Life is a series of beginnings and endings. We leave one job to start another; we quit cities, countries, or continents for a fresh start; we leave lovers and begin new relationships. What was the last thing you contemplated leaving? What were the pros and cons? Have you made up your mind? What will you choose? http://dailypost.wordpress.com/2014/03/12/daily-prompt-if-you-leave/
At this stage in my life, there are many things which I debate leaving on a daily basis. As a junior in college, I am faced with the constant threat of “What comes next?” and I say that it’s a threat and not a question because, in this economy, it’s a scary thought. College is a guarantee for me: Classes and tests and papers and reading–it’s constant and reassuring that what I’m doing isn’t going to vanish. But that doesn’t mean that I’m completely happy with it.
As a matter of fact, I decided, just this weekend, to drop half of my education path. I decided that I wanted to be an English and Comm Sciences/Disorders double major with two minors, but this would have added at least one full year to my undergraduate career. About to complete my third year, this was such a tiring notion that I decided against it, and just went back to English and Linguistics, which will allow me to graduate at the end of next year. This, of course, means that I am faced with this “What Next” threat much earlier than I otherwise might have been, but it significantly decreases the amount of debt in which I am bound to find myself.

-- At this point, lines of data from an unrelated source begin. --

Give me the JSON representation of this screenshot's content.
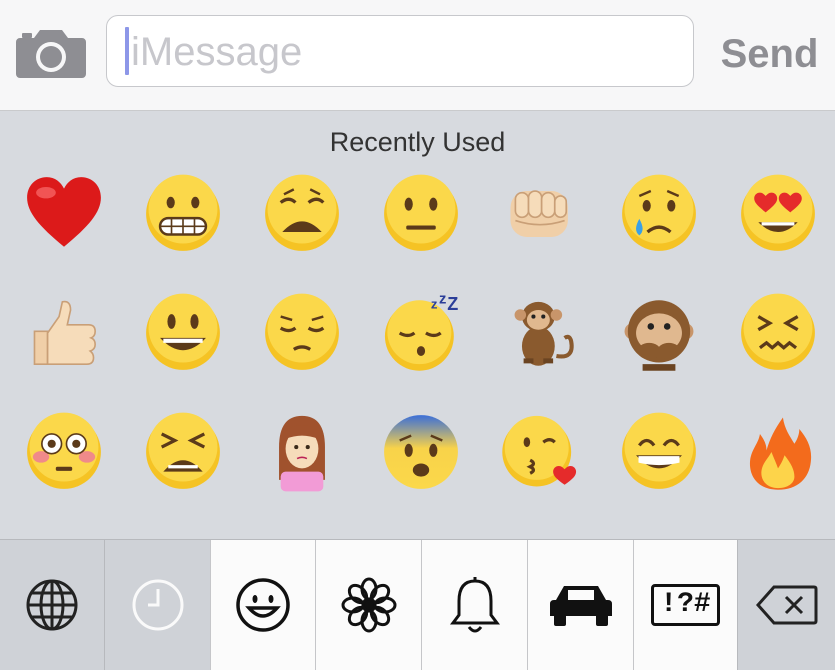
{
  "input_bar": {
    "camera_icon": "camera-icon",
    "message_placeholder": "iMessage",
    "send_label": "Send"
  },
  "emoji_panel": {
    "section_title": "Recently Used",
    "rows": [
      [
        "red-heart",
        "grimacing-face",
        "weary-face",
        "neutral-face",
        "oncoming-fist",
        "crying-face",
        "heart-eyes-face"
      ],
      [
        "thumbs-up",
        "smiley-face",
        "pensive-face",
        "sleeping-face",
        "monkey",
        "speak-no-evil-monkey",
        "confounded-face"
      ],
      [
        "flushed-face",
        "tired-face",
        "person-pouting",
        "fearful-face",
        "face-blowing-kiss",
        "grinning-face",
        "fire"
      ]
    ]
  },
  "toolbar": {
    "buttons": [
      "globe-icon",
      "recent-clock-icon",
      "smiley-icon",
      "flower-icon",
      "bell-icon",
      "car-icon",
      "symbols-icon",
      "delete-icon"
    ],
    "symbols_label": "!?#",
    "selected": "recent-clock-icon"
  }
}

But that’s not all in my life that’s come to a crossroads lately. Just days ago, it was brought to my attention that my boyfriend of less than a year has lied to me about something dreadfully important since the day that we met. It was such a flawless lie that I believed it without error, and all of the stories matched up. It made sense to me. But not a single word of it was true. Not even one. Most people would have dumped him angrily–and I admit that I probably should have done so–but I couldn’t. I just couldn’t. I’m so in love with this man that extricating him from my life would be nigh impossible, and I don’t know that there’s a single other soul in this world who could cope with me as well as he does. Our relationship is far from perfect. He’s a pain in the ass to get out of bed in the morning–and that’s putting it nicely–and he can be stubborn as all holy hell. But he’s mine. And the thought of carrying on without him hurt worse than the idea that my trust was broken. Things will never be the same for us, but we made the decision to carry forward, and frankly, the decision was mine to make. I have moments where I’m uncertain; the trust has been broken and it will take a very long time to thoroughly rebuild it.